Wir führten eine Kehrtwende durch und begannen, unsere Route aus den Bergen heraus zurückzuverfolgen. Wir waren kaum ins Rollen gekommen, als ich einen gelben Blitz aus meinem Augenwinkel bemerkte. „Halt an“, sagte ich und kletterte aus dem Auto. Dort wuchs aus einem Spalt im Felsvorsprung eine familiär aussehende Weinrebe mit gezackten Blättern, übersät mit Miniaturversionen der Tomatenblumen, die während des Sommers in meinem Garten blühen. Chávez war entzückt und fing an, an der Rebe herumzuscharren, rote Beeren in den Mund zu stopfen und zu wiederholen: " Tomatillos silvestres, tomatillos silvestres ."

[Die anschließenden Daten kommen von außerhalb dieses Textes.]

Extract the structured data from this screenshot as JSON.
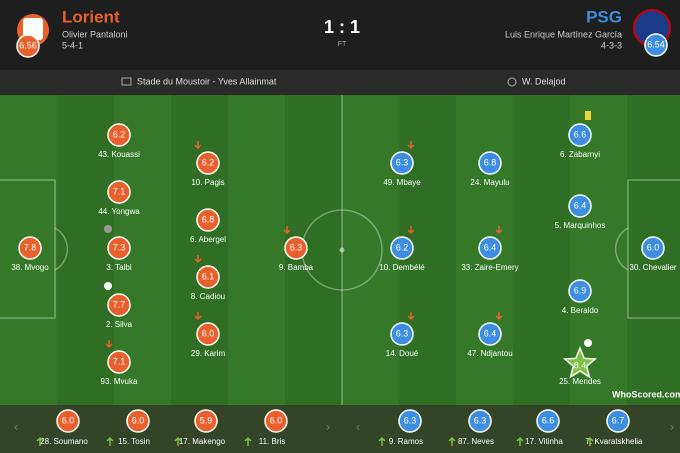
{
  "header": {
    "home": {
      "name": "Lorient",
      "manager": "Olivier Pantaloni",
      "formation": "5-4-1",
      "rating": "6.56"
    },
    "score": "1 : 1",
    "status": "FT",
    "away": {
      "name": "PSG",
      "manager": "Luis Enrique Martínez García",
      "formation": "4-3-3",
      "rating": "6.54"
    }
  },
  "info": {
    "venue": "Stade du Moustoir - Yves Allainmat",
    "referee": "W. Delajod"
  },
  "home_players": [
    {
      "label": "38. Mvogo",
      "rating": "7.8"
    },
    {
      "label": "43. Kouassi",
      "rating": "6.2"
    },
    {
      "label": "44. Yongwa",
      "rating": "7.1"
    },
    {
      "label": "3. Talbi",
      "rating": "7.3"
    },
    {
      "label": "2. Silva",
      "rating": "7.7"
    },
    {
      "label": "93. Mvuka",
      "rating": "7.1"
    },
    {
      "label": "10. Pagis",
      "rating": "6.2"
    },
    {
      "label": "6. Abergel",
      "rating": "6.8"
    },
    {
      "label": "8. Cadiou",
      "rating": "6.1"
    },
    {
      "label": "29. Karim",
      "rating": "6.0"
    },
    {
      "label": "9. Bamba",
      "rating": "6.3"
    }
  ],
  "away_players": [
    {
      "label": "30. Chevalier",
      "rating": "6.0"
    },
    {
      "label": "6. Zabarnyi",
      "rating": "6.6"
    },
    {
      "label": "5. Marquinhos",
      "rating": "6.4"
    },
    {
      "label": "4. Beraldo",
      "rating": "6.9"
    },
    {
      "label": "25. Mendes",
      "rating": "8.4"
    },
    {
      "label": "49. Mbaye",
      "rating": "6.3"
    },
    {
      "label": "10. Dembélé",
      "rating": "6.2"
    },
    {
      "label": "14. Doué",
      "rating": "6.3"
    },
    {
      "label": "24. Mayulu",
      "rating": "6.8"
    },
    {
      "label": "33. Zaire-Emery",
      "rating": "6.4"
    },
    {
      "label": "47. Ndjantou",
      "rating": "6.4"
    }
  ],
  "home_subs": [
    {
      "label": "28. Soumano",
      "rating": "6.0"
    },
    {
      "label": "15. Tosin",
      "rating": "6.0"
    },
    {
      "label": "17. Makengo",
      "rating": "5.9"
    },
    {
      "label": "11. Bris",
      "rating": "6.0"
    }
  ],
  "away_subs": [
    {
      "label": "9. Ramos",
      "rating": "6.3"
    },
    {
      "label": "87. Neves",
      "rating": "6.3"
    },
    {
      "label": "17. Vitinha",
      "rating": "6.6"
    },
    {
      "label": "7. Kvaratskhelia",
      "rating": "6.7"
    }
  ],
  "watermark": "WhoScored.com"
}
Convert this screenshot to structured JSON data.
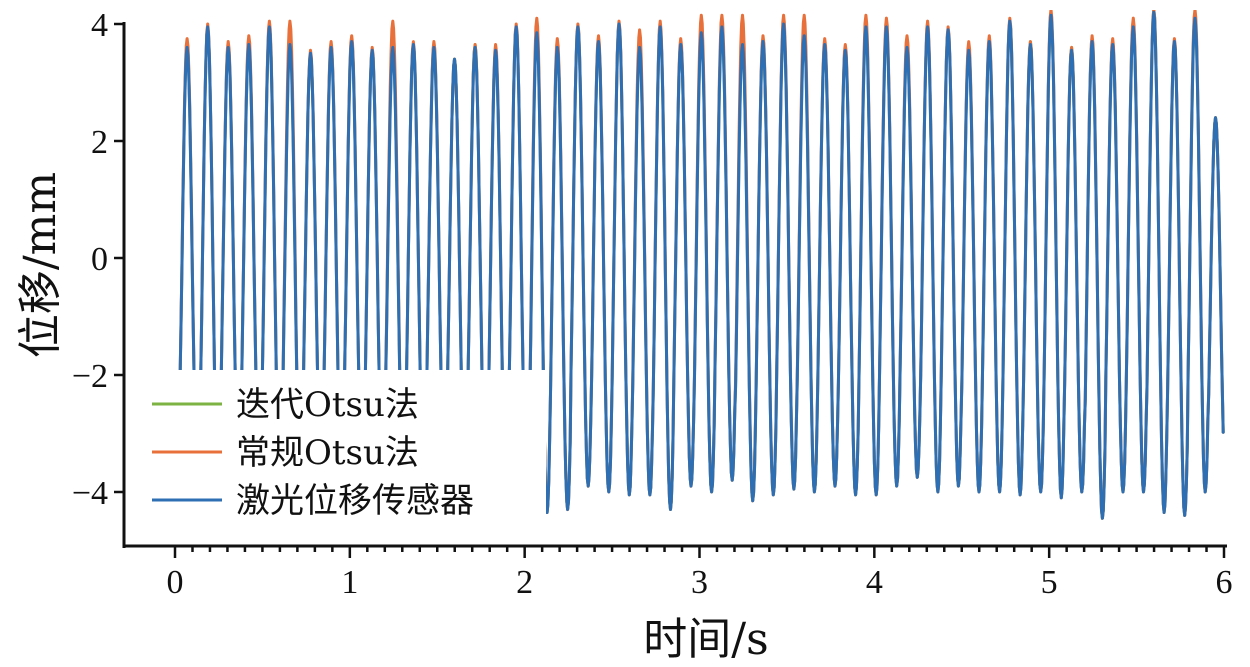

Ich pflückte eine rote Beere, rollte sie zwischen Daumen und Zeigefinger und probierte. Sicher genug, der Zuhälter hatte den hellen, süß-scharfen Pop einer Tomate, aber Sie würden stundenlang auswählen müssen, um genug zu bekommen, um einen Salat zu machen. Seine Größe widerlegte seine botanische Bedeutung. Vielleicht war dieses eine Pimpinellifolium, das noch immer hartnäckig auf einem Felsen lebt, ein Zeichen der Hoffnung. Aber ohne den wissenschaftlichen und politischen Willen, die genetische Kraft der wilden peruanischen Tomate zu nutzen, könnte dies genauso gut ein Zeichen des bevorstehenden Untergangs sein. In den kommenden Jahrzehnten werden einheimische Tomaten zweifellos vor Dürre, neuen Krankheiten, Umweltzerstörung und Klimawandel stehen. Um zu überleben, brauchen sie alle genetischen Ressourcen, die sie bekommen können.

Warum ist diese wilde Tomate in Erbsengröße so wichtig?